Note that the summary curves of mean correlation shown in Figure 2 are the weighted means of the curves by presence status shown in Figure 6. We can, for example, explain that the high correlations at low variability for RMA in Figure 2 are mainly due to absent/absent pairs in the expression data. The slight negative dip for genes at the middle range of variability in Figure 2 is the effect of an incomplete cancelation between the positive correlations for absent/absent pairs and the negative correlations for absent/present pairs in this range.
Residual correlation is only weakly related to the expression level of genes
Detection of a gene is trivially related to the relative abundance of its mRNA in the sample. Thus, genes that are expressed at the lower end of the detection range are much more likely to be absent. This might indicate that the relationship between the absence/presence of genes and their residual correlation is in fact due to their difference in abundance, and that by focusing on genes with a minimum expression level, we could avoid residual correlation altogether.
Figure 8 shows that this is not the case: when plotting correlations against standard deviations grouped by intensity in the breast cancer data, we found that the pattern of correlation depends more on the percentage of present calls than on the intensity level. The pattern we saw previously in Figure 6 was observed at different levels of intensity: (i) pairs where both genes are mostly absent tend to be positively correlated, (ii) pairs with one gene mostly absent and one gene mostly present tend to be negatively correlated, and (iii) genes where both partners are mostly present tend to be almost uncorrelated. This pattern is most pronounced at low and medium intensities, and it is stronger for RMA and MBEI, but it is consistently seen, also at high intensities and for MAS5 values.
In summary it seems strongly preferable to define a gene filter according to absent/present calls than according to the gene intensity levels.
Note that correlation between the intensity and presence of genes is reflected by the number of pairs that contribute to each curve in Figure 8: there were relatively more present/present gene pairs and less absent/absent pairs at high intensities, and vice versa for low intensities; curves with lower pair counts have correspondingly wider confidence intervals.
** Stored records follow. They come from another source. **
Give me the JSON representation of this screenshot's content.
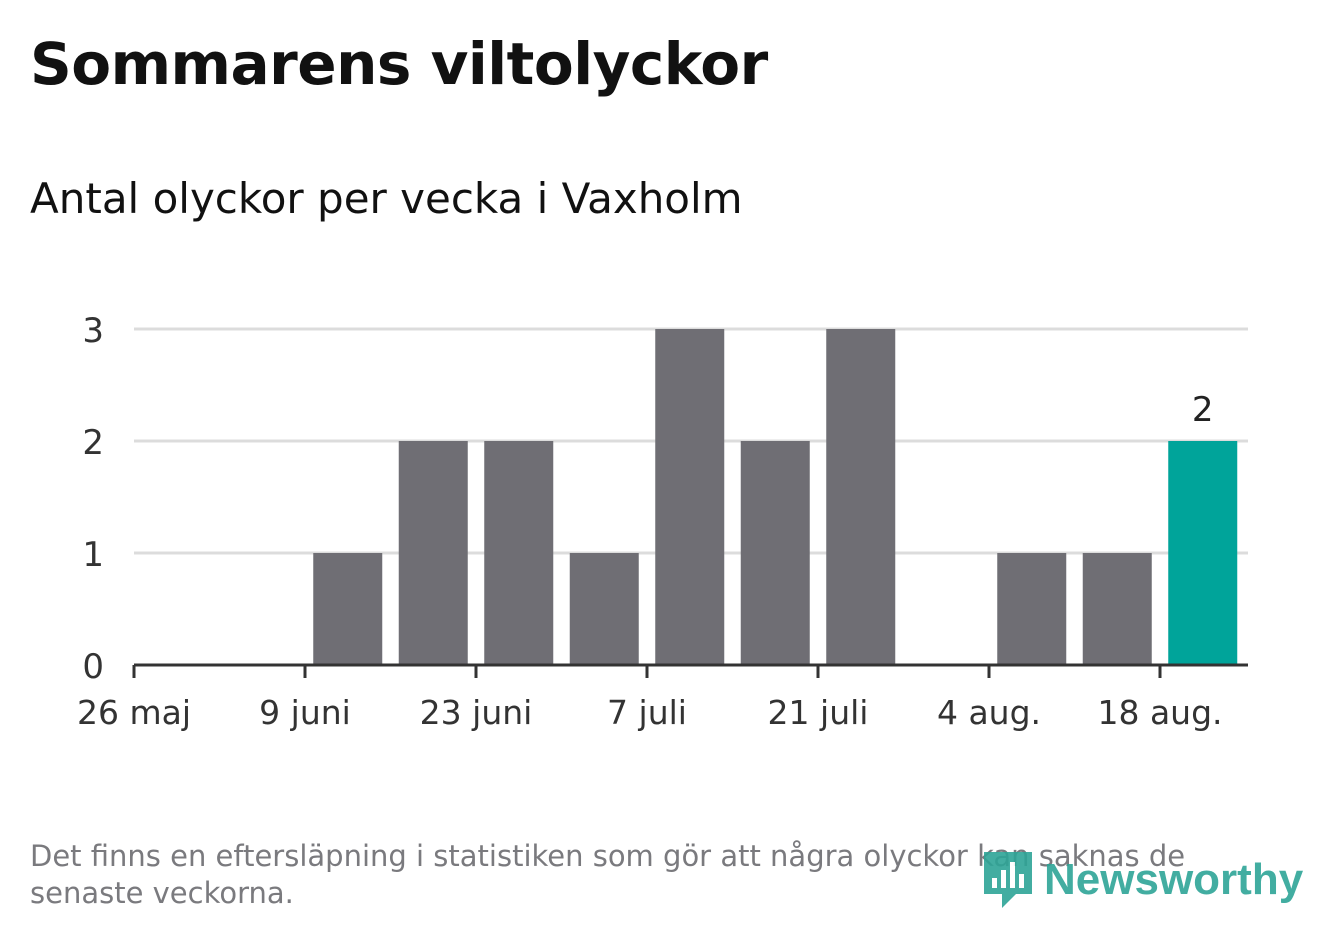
{
  "header": {
    "title": "Sommarens viltolyckor",
    "subtitle": "Antal olyckor per vecka i Vaxholm"
  },
  "footer": {
    "note": "Det finns en eftersläpning i statistiken som gör att några olyckor kan saknas de senaste veckorna.",
    "brand": "Newsworthy"
  },
  "colors": {
    "bar": "#6f6e74",
    "highlight": "#00a49a",
    "grid": "#dcdcdc",
    "axis": "#333333"
  },
  "chart_data": {
    "type": "bar",
    "title": "Sommarens viltolyckor",
    "subtitle": "Antal olyckor per vecka i Vaxholm",
    "x": [
      "2019-05-26",
      "2019-06-02",
      "2019-06-09",
      "2019-06-16",
      "2019-06-23",
      "2019-06-30",
      "2019-07-07",
      "2019-07-14",
      "2019-07-21",
      "2019-07-28",
      "2019-08-04",
      "2019-08-11",
      "2019-08-18"
    ],
    "values": [
      0,
      0,
      1,
      2,
      2,
      1,
      3,
      2,
      3,
      0,
      1,
      1,
      2
    ],
    "x_tick_labels": [
      "26 maj",
      "9 juni",
      "23 juni",
      "7 juli",
      "21 juli",
      "4 aug.",
      "18 aug."
    ],
    "y_ticks": [
      0,
      1,
      2,
      3
    ],
    "ylim": [
      0,
      3
    ],
    "highlight_index": 12,
    "value_labels": [
      {
        "index": 12,
        "text": "2"
      }
    ],
    "grid": true,
    "legend": "none"
  }
}
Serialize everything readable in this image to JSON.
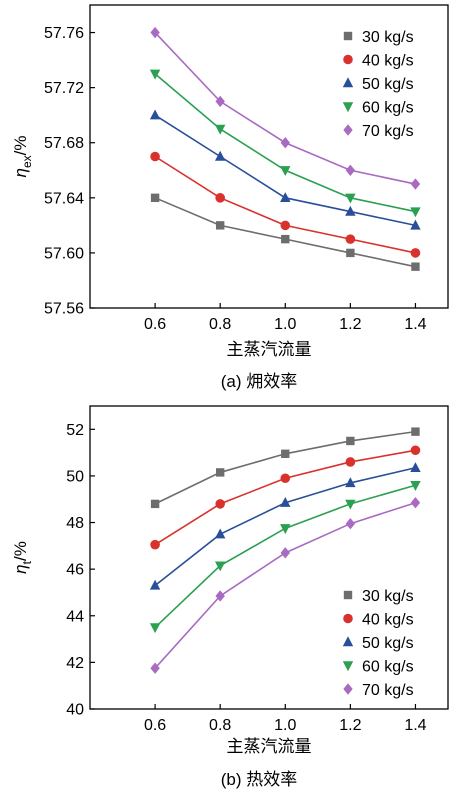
{
  "chart_data": [
    {
      "type": "line",
      "caption": "(a) 㶲效率",
      "xlabel": "主蒸汽流量",
      "ylabel_main": "η",
      "ylabel_sub": "ex",
      "ylabel_suffix": "/%",
      "x": [
        0.6,
        0.8,
        1.0,
        1.2,
        1.4
      ],
      "x_ticks": [
        "0.6",
        "0.8",
        "1.0",
        "1.2",
        "1.4"
      ],
      "xlim": [
        0.4,
        1.5
      ],
      "ylim": [
        57.56,
        57.78
      ],
      "y_ticks": [
        57.56,
        57.6,
        57.64,
        57.68,
        57.72,
        57.76
      ],
      "y_tick_labels": [
        "57.56",
        "57.60",
        "57.64",
        "57.68",
        "57.72",
        "57.76"
      ],
      "grid": false,
      "legend_position": "top-right",
      "series": [
        {
          "name": "30 kg/s",
          "values": [
            57.64,
            57.62,
            57.61,
            57.6,
            57.59
          ],
          "color": "#6d6d6d",
          "marker": "square"
        },
        {
          "name": "40 kg/s",
          "values": [
            57.67,
            57.64,
            57.62,
            57.61,
            57.6
          ],
          "color": "#d9312b",
          "marker": "circle"
        },
        {
          "name": "50 kg/s",
          "values": [
            57.7,
            57.67,
            57.64,
            57.63,
            57.62
          ],
          "color": "#2a4f9a",
          "marker": "triangle-up"
        },
        {
          "name": "60 kg/s",
          "values": [
            57.73,
            57.69,
            57.66,
            57.64,
            57.63
          ],
          "color": "#2aa050",
          "marker": "triangle-down"
        },
        {
          "name": "70 kg/s",
          "values": [
            57.76,
            57.71,
            57.68,
            57.66,
            57.65
          ],
          "color": "#a86bc1",
          "marker": "diamond"
        }
      ]
    },
    {
      "type": "line",
      "caption": "(b) 热效率",
      "xlabel": "主蒸汽流量",
      "ylabel_main": "η",
      "ylabel_sub": "t",
      "ylabel_suffix": "/%",
      "x": [
        0.6,
        0.8,
        1.0,
        1.2,
        1.4
      ],
      "x_ticks": [
        "0.6",
        "0.8",
        "1.0",
        "1.2",
        "1.4"
      ],
      "xlim": [
        0.4,
        1.5
      ],
      "ylim": [
        40,
        53
      ],
      "y_ticks": [
        40,
        42,
        44,
        46,
        48,
        50,
        52
      ],
      "y_tick_labels": [
        "40",
        "42",
        "44",
        "46",
        "48",
        "50",
        "52"
      ],
      "grid": false,
      "legend_position": "bottom-right",
      "series": [
        {
          "name": "30 kg/s",
          "values": [
            48.8,
            50.15,
            50.95,
            51.5,
            51.9
          ],
          "color": "#6d6d6d",
          "marker": "square"
        },
        {
          "name": "40 kg/s",
          "values": [
            47.05,
            48.8,
            49.9,
            50.6,
            51.1
          ],
          "color": "#d9312b",
          "marker": "circle"
        },
        {
          "name": "50 kg/s",
          "values": [
            45.3,
            47.5,
            48.85,
            49.7,
            50.35
          ],
          "color": "#2a4f9a",
          "marker": "triangle-up"
        },
        {
          "name": "60 kg/s",
          "values": [
            43.5,
            46.15,
            47.75,
            48.8,
            49.6
          ],
          "color": "#2aa050",
          "marker": "triangle-down"
        },
        {
          "name": "70 kg/s",
          "values": [
            41.75,
            44.85,
            46.7,
            47.95,
            48.85
          ],
          "color": "#a86bc1",
          "marker": "diamond"
        }
      ]
    }
  ]
}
Filtering out absent genes reduces residual correlation
Figure 9 demonstrates for the breast cancer data how the filtering of genes with a large number of absent calls can reduce residual correlation for normalized expression values. In this case, the 5000 pairs of genes were randomly sampled from subsets of genes with an increasing percentage of present calls. Already by excluding genes that are always absent, the level of systematic correlation was reduced below 0.04 for all expression measures, though the pattern of positive correlations for genes with low variability was still present; by considering only genes with at least 20% present calls, we found that this pattern is reversed for RMA and MBEI, but not for MAS5. Further restrictions did not change this pattern, but increased the absolute level of residual correlation.